Sobriety isn’t just about staying away from our addiction of choice. It involves a complete shift in the way we think and live. Many people overlook the importance of ‘outside factors’ that contribute to growth and maturity in early recovery. One of the most important—and often ignored—components that affects everyone’s life is money.

Most of the people I know have never developed any money management skills. If (like me) they had them at one time, any practical skills they gained over the years were erased by the addiction.

Often when somebody has just come ‘off a run’ they are faced with feelings of guilt, shame, and inadequacy. We are extremely uncomfortable within ourselves. In my experience, I turned to impulsive and compulsive spending. Providing myself with tangible goods and services was an attempt to make me feel more comfortable and in control.

Many people in recovery have identified impulsive and compulsive spending to be a primary indicator of relapse behavior. Like the highs I got in my addiction, the allure of those comforts would quickly fade and I would have to go out and spend more money. I may not have been using, but I was essentially living the same way I was in the heat of my addiction.
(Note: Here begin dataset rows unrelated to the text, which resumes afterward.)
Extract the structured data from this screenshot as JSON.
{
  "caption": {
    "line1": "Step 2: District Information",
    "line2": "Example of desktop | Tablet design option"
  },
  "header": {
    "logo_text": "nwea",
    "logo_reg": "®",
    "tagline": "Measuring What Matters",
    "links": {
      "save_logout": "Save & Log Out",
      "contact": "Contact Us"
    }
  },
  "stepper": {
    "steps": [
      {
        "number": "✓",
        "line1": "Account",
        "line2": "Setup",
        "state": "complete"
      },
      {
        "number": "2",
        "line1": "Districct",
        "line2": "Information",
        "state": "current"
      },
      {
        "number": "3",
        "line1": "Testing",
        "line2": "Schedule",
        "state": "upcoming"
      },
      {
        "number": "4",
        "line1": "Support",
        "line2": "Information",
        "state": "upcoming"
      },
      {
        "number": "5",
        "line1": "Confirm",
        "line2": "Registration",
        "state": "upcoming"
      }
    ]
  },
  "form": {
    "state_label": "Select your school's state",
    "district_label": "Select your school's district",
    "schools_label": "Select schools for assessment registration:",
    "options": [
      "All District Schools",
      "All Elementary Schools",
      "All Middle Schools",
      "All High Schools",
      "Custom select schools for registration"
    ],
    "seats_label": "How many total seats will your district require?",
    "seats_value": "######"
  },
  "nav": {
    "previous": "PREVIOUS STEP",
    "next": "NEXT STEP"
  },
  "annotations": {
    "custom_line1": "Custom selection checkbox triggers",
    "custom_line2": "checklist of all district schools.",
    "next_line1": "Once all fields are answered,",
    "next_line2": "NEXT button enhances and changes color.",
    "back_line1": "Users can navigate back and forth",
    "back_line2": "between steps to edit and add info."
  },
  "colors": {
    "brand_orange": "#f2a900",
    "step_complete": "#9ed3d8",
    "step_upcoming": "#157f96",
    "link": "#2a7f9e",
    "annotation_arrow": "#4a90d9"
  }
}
This is why learning financial responsibility is so helpful. It forces us to address and change behaviors and habits associated with our addictions. In learning responsible financial practices, we both grow our personal ‘living skills’ and our ability to be a productive member of society.

Here are some important basics of money management and financial responsibility:

  1. Determine Needs vs. Wants and Create A Budget: As somebody who struggled with addiction I developed a mentality of “I want what I want when I want it.” This is a very distorted way of thinking. It is critical to sit down and think about what we need and not what we want. (Here’s an example: We need food, but we also want to eat out because it is easier… going grocery shopping and making food at home is cheaper.) Once we figure out what we need, we can make it into a list: Create a weekly or monthly budget for each category (i.g. gas, toiletries, food.) Planning ahead helps us meet our goals.
  2. Set A Schedule: Early recovery is all about creating schedules and structure. It is important to pick a day of the week to go grocery shopping and stick to it. Many regular expenses, like paying bills, can be planned ahead. In my experience, when I didn’t have a date and time planned for shopping I often found good reasons to not go because something else came up. That made impulsive, ‘last minute’ spending easier.
  3. Try Bulk Purchasing: When I was in active addiction I lived from dollar to dollar. I didn’t care about saving money for the future. One of the toughest psychological hurdles I had to overcome was making bulk purchases. It was scary to spend a large sum of money at once. However, once I realized how much money I was saving by doing so it was easier to overcome. Individual purchases at premium prices costs a significant amount of money every day, week, and month—money that could be put towards doing something else we like to do. (And we’re less likely to run out of toilet paper!)
  4. Develop A Reward System for Yourself: As a person with an addictive personality, it’s sometimes hard for me to see the benefits of what I am doing now for the future. That’s why I think it is important to create a small reward system for myself. If I stick to my budget, I am saving money. A small reward could be taking a percentage of the money I saved that month and using it towards a meal I enjoy at a restaurant. A little healthy self-indulgence is important, and it’s a good reminder that great things will come if I continue to live responsibly. Without having goals, a person has nothing to strive for.

I want to finish this by expressing my concern for having ‘cash-in-hand’ early in recovery. As I stated earlier, recovery is about eliminating maladaptive habits from my addiction. Having cash provided me the ability to easily get whatever I wanted and satisfy the obsession instantly.

I don’t make the point-blank declaration that cash is a trigger for everyone, but by eliminating cash you delay the instant gratification, allowing more time to think about the consequence and deter acting on the immediate desire. That’s what led me to develop a pre-paid credit card strategy to help manage money in early recovery. It’s not the only strategy, but it’s worked for many.